In effect, the CRA gives members of Congress and the president another way to oversee and correct the actions of unelected bureaucrats. Until recently, the law had only been used once successfully in 20 years. But now, the law is becoming a central plank in the Republican regulatory reform agenda in Congress.

More specifically, lawmakers hope the CRA will help them repeal a flurry of major regulations impacting the West that the Obama administration rushed out the door before leaving office in January. While some Democrats have joined Republicans in trying to strike down these “midnight” regulations, most Democrats have opposed these CRA motions of disapproval.

It’s a curious historical twist, because the CRA was signed into law by President Bill Clinton, a Democrat, in the lead up to his successful reelection campaign. But more importantly, the biggest champion of the CRA in 1996 was Nevada Senator Harry Reid, a Democrat who rose to become Senate majority leader and the Obama administration’s most important ally on Capitol Hill.

Shortly after the CRA was signed, Reid co-authored a report on the legislation that makes for interesting reading today.

“As more and more of Congress’ legislative functions have been delegated to federal regulatory agencies, many have complained that Congress has effectively abdicated its constitutional role as the national legislature in allowing federal agencies so much latitude in implementing and interpreting congressional enactments,” the report stated. “In many cases this criticism is well founded.”

The report also noted that when different versions of the CRA received floor votes in the Senate, it was approved 100-0. In other words, every Democrat in the Senate at the time voted for it.

So has Reid backed off his support for the CRA or tried to bury his role in creating this landmark law in the two decades since it passed?

Far from it.

Reid did not run for reelection last year, and in his farewell speech on the Senate floor, he listed the CRA as one of his top legislative accomplishments right alongside Obamacare.

According to RealClearPolitics, Reid even joked how much liberals enjoyed the idea of the CRA when a Republican president was leaving office, but felt very differently when Democratic regulations were threatened with repeal.

The CRA “was legislation that I did, and it was great when we had Republican presidents,” Reid said. “Not so great when we had Democratic presidents. But it was fair.”

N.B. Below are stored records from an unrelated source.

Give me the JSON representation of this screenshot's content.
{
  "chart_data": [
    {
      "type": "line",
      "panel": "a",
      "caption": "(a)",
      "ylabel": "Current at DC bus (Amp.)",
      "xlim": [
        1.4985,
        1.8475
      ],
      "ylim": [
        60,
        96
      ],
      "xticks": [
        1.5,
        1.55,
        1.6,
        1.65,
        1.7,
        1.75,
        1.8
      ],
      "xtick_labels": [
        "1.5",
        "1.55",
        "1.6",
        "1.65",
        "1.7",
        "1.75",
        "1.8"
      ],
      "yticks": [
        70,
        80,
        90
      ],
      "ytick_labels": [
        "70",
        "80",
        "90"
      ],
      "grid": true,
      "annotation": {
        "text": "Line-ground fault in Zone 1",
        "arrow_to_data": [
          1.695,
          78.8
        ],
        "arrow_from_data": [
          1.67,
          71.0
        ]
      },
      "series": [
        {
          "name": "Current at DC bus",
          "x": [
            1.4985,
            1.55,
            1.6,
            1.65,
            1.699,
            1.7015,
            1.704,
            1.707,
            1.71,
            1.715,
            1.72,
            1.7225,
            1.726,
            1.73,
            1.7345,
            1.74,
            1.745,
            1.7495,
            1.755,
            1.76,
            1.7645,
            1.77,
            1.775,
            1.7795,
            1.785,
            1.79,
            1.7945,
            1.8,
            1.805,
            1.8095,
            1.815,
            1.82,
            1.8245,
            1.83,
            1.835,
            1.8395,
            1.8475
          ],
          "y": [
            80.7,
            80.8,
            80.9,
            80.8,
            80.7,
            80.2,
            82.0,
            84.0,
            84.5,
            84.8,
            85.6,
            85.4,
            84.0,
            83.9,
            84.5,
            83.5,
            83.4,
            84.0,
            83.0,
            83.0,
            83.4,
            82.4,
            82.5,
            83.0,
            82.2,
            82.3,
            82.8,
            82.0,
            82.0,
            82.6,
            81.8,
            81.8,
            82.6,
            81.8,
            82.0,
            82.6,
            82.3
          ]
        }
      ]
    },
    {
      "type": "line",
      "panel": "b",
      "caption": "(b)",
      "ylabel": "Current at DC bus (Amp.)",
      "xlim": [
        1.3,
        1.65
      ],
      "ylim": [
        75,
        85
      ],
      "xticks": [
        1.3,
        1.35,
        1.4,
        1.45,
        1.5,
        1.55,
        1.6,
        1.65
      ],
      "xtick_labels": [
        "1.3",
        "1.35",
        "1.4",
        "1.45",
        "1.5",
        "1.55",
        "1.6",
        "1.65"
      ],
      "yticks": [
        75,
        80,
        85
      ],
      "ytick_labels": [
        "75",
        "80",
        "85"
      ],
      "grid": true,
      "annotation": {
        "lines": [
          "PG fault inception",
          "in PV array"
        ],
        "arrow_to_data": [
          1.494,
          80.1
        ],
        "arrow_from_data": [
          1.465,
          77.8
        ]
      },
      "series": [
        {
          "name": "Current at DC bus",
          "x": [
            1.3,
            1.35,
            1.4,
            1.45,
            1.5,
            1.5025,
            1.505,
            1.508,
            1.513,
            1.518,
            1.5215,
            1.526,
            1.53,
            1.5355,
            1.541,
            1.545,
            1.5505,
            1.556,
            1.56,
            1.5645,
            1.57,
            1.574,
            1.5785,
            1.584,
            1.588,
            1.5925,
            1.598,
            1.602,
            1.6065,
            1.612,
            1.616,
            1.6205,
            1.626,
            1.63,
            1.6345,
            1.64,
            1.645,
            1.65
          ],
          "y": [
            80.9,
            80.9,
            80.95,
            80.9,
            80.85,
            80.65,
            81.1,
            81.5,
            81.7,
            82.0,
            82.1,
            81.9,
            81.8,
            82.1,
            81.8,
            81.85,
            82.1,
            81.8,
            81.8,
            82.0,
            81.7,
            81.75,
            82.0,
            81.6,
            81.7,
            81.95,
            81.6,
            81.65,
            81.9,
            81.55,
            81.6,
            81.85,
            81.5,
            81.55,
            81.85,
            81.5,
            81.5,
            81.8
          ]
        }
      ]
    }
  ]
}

So the next time you hear someone railing against Congress for trying to overturn the Obama administration’s last-minute regulations, remember this: Rachel Maddow, Keith Olbermann, Bill Clinton, Harry Reid and many others on the left thought the CRA was a good idea.

In fact, Harry Reid still says the CRA is a good idea –  and a fair one, too. With that in mind, it will be interesting to see if Democrats soften their opposition to CRA motions in the coming weeks. They have lots of fights ahead of them, but fighting CRA motions may not be the right one.

Simon Lomax is the managing editor of Western Wire. A former wire-service and trade-press reporter, he now works in Denver as an adviser to pro-energy and free market groups.